Today’s Coronavirus News: Parents Are More Reluctant To Vaccinate Children Than They Are, Researcher Says; Cape Town scientists to create their own vaccine as the world leaves Africa behind

The latest coronavirus news from Canada and around the world on Sunday. This file will be updated throughout the day. Web links to longer stories if available.

7:42 am: Jennifer Hubert took the opportunity to receive her COVID-19 vaccine, but does not expect to have to make the decision to vaccinate her three-year-old son Jackson.

She acknowledges the safety and effectiveness of vaccines, but said she also understands that her child has a much lower risk of serious illness than older adults.

“For me it is not a clear benefit,” he said.

While many parents were delighted with the news that Health Canada is considering approval of the first COVID-19 vaccine for children ages five to 11 in Canada, parents like Hubert are feeling more uneasy and public health officials said that they’re going to have a lot more nuanced conversation with parents about vaccination than they do with adults.

While 82 percent of eligible Canadians ages 12 and older are already fully vaccinated, a recent Angus Reid survey shows that only 51 percent of parents plan to immediately vaccinate their children when a pediatric dose is available.

Of parents with children in the age range of five to 11 years, 23 percent said they would never give their children a COVID-19 vaccine, 18 percent said they would wait, and nine percent said they were not. Sure, according to the survey of 5,011 Canadians between September 29 and October 3, which cannot be assigned a margin of error because online surveys are not considered random samples.

“Most of the research I’ve seen indicates that parents are more reluctant to vaccinate their children against COVID than themselves,” said Kate Allen, a postdoctoral fellow at the Center for Vaccine Preventable Diseases at the University of Toronto.

7:41 am: British Columbia is poised to lift capacity restrictions on gatherings across much of the province on Monday, though some say not everyone will be ready to party like early 2020 while still wearing a mask.

Residents of parts of the province will be allowed to attend events such as hockey games, concerts, and weddings with no limit on the number, but capacity will be limited to 50 percent in areas where vaccination rates are low, including parts from Fraser, Northern and Inland Sanitary Regions.

Attendees of all events hosted in British Columbia will be required to wear face covers and show proof of COVID-19 vaccination.

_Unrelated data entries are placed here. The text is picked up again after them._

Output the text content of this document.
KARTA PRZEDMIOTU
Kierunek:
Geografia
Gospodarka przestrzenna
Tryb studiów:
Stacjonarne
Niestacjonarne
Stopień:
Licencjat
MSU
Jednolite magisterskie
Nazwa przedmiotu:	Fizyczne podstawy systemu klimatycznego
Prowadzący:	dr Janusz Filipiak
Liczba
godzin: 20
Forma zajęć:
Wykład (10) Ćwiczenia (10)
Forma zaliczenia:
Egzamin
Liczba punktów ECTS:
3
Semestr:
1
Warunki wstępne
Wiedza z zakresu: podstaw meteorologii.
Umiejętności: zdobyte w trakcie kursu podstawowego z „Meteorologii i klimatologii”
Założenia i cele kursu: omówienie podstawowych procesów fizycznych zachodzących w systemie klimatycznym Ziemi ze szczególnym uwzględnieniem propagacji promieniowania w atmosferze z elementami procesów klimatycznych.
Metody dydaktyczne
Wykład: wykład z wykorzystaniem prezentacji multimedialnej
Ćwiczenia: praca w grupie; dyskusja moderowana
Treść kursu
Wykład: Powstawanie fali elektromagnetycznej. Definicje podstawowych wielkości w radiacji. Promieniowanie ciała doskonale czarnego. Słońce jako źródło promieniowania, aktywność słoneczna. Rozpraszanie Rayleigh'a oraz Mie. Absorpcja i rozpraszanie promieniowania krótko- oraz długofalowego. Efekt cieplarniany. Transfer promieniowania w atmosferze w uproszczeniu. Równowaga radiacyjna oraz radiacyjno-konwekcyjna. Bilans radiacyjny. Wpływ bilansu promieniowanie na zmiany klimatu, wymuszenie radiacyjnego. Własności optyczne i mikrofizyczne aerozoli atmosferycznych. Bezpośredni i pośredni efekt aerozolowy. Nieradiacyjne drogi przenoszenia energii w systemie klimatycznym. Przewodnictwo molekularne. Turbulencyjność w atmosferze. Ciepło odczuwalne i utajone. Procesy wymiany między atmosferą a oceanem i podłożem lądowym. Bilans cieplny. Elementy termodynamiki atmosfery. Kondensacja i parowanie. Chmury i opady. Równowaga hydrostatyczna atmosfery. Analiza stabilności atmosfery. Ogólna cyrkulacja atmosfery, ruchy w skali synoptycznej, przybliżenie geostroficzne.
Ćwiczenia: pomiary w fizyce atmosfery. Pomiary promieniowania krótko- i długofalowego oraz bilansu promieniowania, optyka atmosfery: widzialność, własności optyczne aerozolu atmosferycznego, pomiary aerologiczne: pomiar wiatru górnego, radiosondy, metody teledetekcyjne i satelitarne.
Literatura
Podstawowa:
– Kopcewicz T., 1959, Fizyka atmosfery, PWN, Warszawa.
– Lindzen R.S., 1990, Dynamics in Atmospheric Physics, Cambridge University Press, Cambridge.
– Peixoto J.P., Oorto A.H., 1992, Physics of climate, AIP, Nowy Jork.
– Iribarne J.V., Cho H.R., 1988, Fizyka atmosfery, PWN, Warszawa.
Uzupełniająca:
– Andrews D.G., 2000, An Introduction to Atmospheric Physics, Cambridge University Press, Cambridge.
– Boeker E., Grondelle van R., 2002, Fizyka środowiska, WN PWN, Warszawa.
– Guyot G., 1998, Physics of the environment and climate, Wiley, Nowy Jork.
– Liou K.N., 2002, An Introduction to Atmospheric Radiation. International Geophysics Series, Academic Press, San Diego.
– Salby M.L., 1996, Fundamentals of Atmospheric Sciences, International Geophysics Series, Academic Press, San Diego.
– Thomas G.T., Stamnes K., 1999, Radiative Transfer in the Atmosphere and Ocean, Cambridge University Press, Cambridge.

The move was eagerly anticipated by businesses, including those that require reservations well in advance for events such as weddings.

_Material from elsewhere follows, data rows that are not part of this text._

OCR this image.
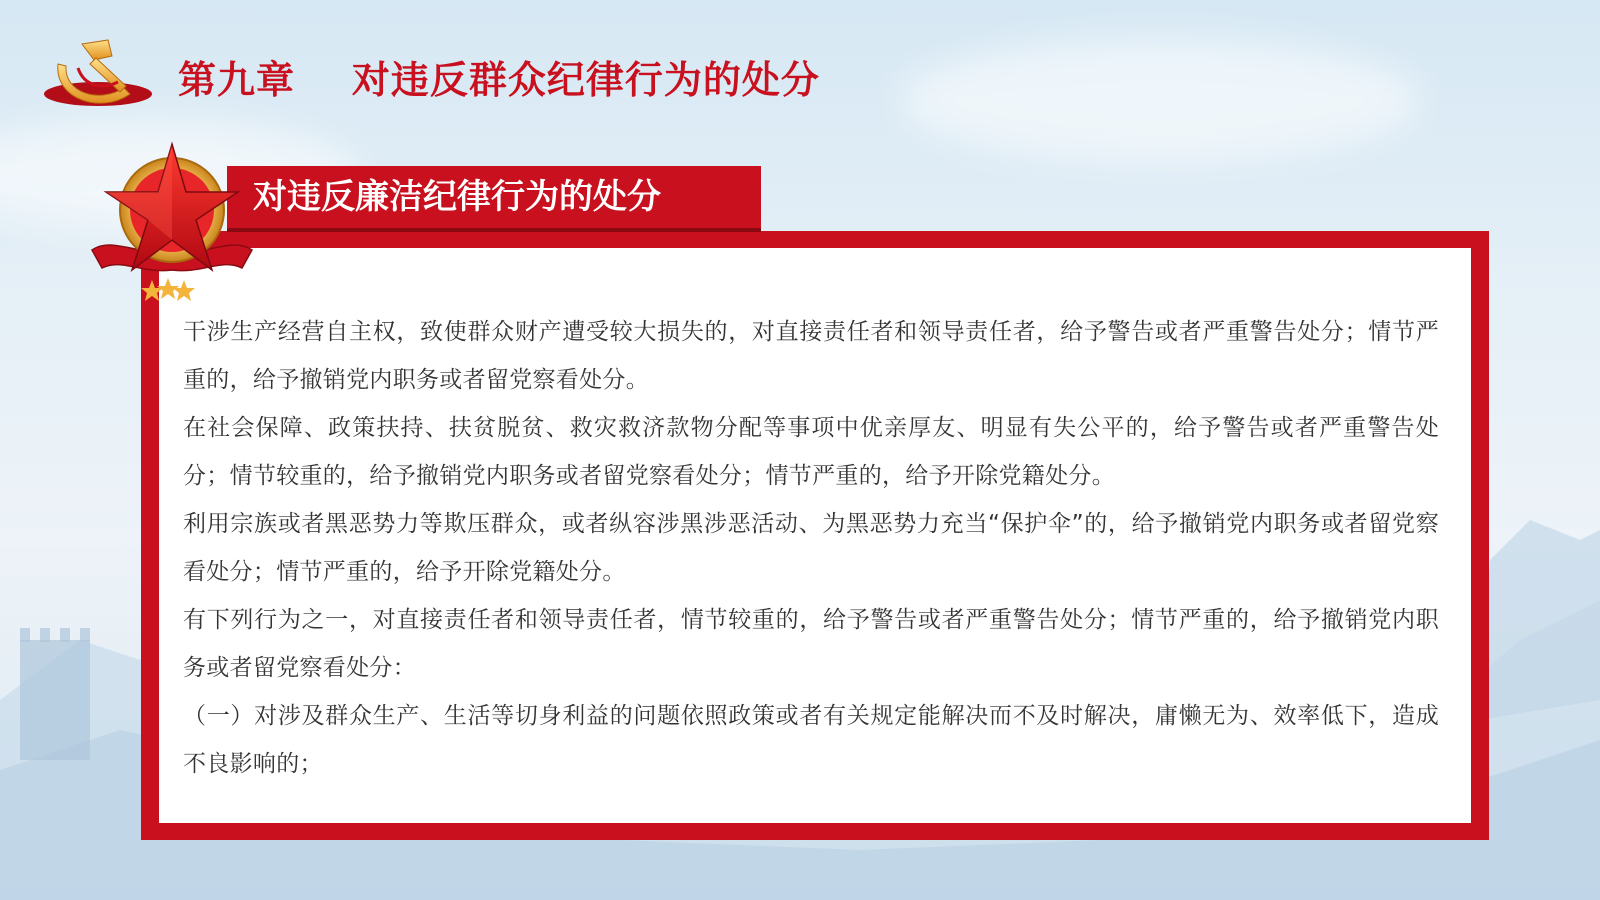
第九章    对违反群众纪律行为的处分

干涉生产经营自主权，致使群众财产遭受较大损失的，对直接责任者和领导责任者，给予警告或者严重警告处分；情节严重的，给予撤销党内职务或者留党察看处分。

在社会保障、政策扶持、扶贫脱贫、救灾救济款物分配等事项中优亲厚友、明显有失公平的，给予警告或者严重警告处分；情节较重的，给予撤销党内职务或者留党察看处分；情节严重的，给予开除党籍处分。

利用宗族或者黑恶势力等欺压群众，或者纵容涉黑涉恶活动、为黑恶势力充当“保护伞”的，给予撤销党内职务或者留党察看处分；情节严重的，给予开除党籍处分。

有下列行为之一，对直接责任者和领导责任者，情节较重的，给予警告或者严重警告处分；情节严重的，给予撤销党内职务或者留党察看处分：

（一）对涉及群众生产、生活等切身利益的问题依照政策或者有关规定能解决而不及时解决，庸懒无为、效率低下，造成不良影响的；

对违反廉洁纪律行为的处分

But Harpal Sooch, owner of the Grand Taj Banquet Hall in Surrey, said that not everyone is ready for pre-pandemic-type parties while they still need to wear masks, especially older people awaiting booster shots and families with children under 12 who are not. may. still be vaccinated.

“They are not getting into it. But hopefully everything continues like this for next summer we will be fine, “he said. “That is what we are waiting for.”

Heidi Tworek, a professor who specializes in health communications at the School of Public Policy and Global Affairs at the University of British Columbia, said employers, companies expecting more customers, and even people who invite someone to dinner should wait a variety of reactions due to lack of contact with people after almost two years will have affected the mental health of some people.

“Sometimes there is a grassroots assumption that everyone is eager to immediately return to full capacity,” he said, adding that while most people will have to get used to meeting other people outside their usual circle of contacts, people with an anxiety disorder will have a harder time being around people they don’t know.

Sunday 7:37 am: In a pair of Cape Town warehouses turned into a maze of sterile rooms with air locks, young scientists are assembling and calibrating the equipment needed to reverse engineer a coronavirus vaccine that has yet to reach South Africa and the majority. of the poorest people in the world.

The energy in the gleaming labs matches the urgency of their mission to reduce vaccine disparities. By working to replicate Moderna’s injection of COVID-19, scientists are succeeding in ending an industry that has highly prioritized rich countries over poor ones in both sales and manufacturing.

And they are doing so with the unusual backing of the World Health Organization, which is coordinating a vaccine research, training and production center in South Africa alongside a related supply chain for critical raw materials. It’s a last-resort effort to make fixes for people who don’t have it, and the intellectual property implications are still murky.

“We’re doing this for Africa right now, and that drives us,” said Emile Hendricks, a 22-year-old biotechnologist at Afrigen Biologics and Vaccines, the company trying to reproduce Moderna’s jab. “We can no longer trust these great superpowers to come and save us.”

Read the news about the coronavirus on Saturday.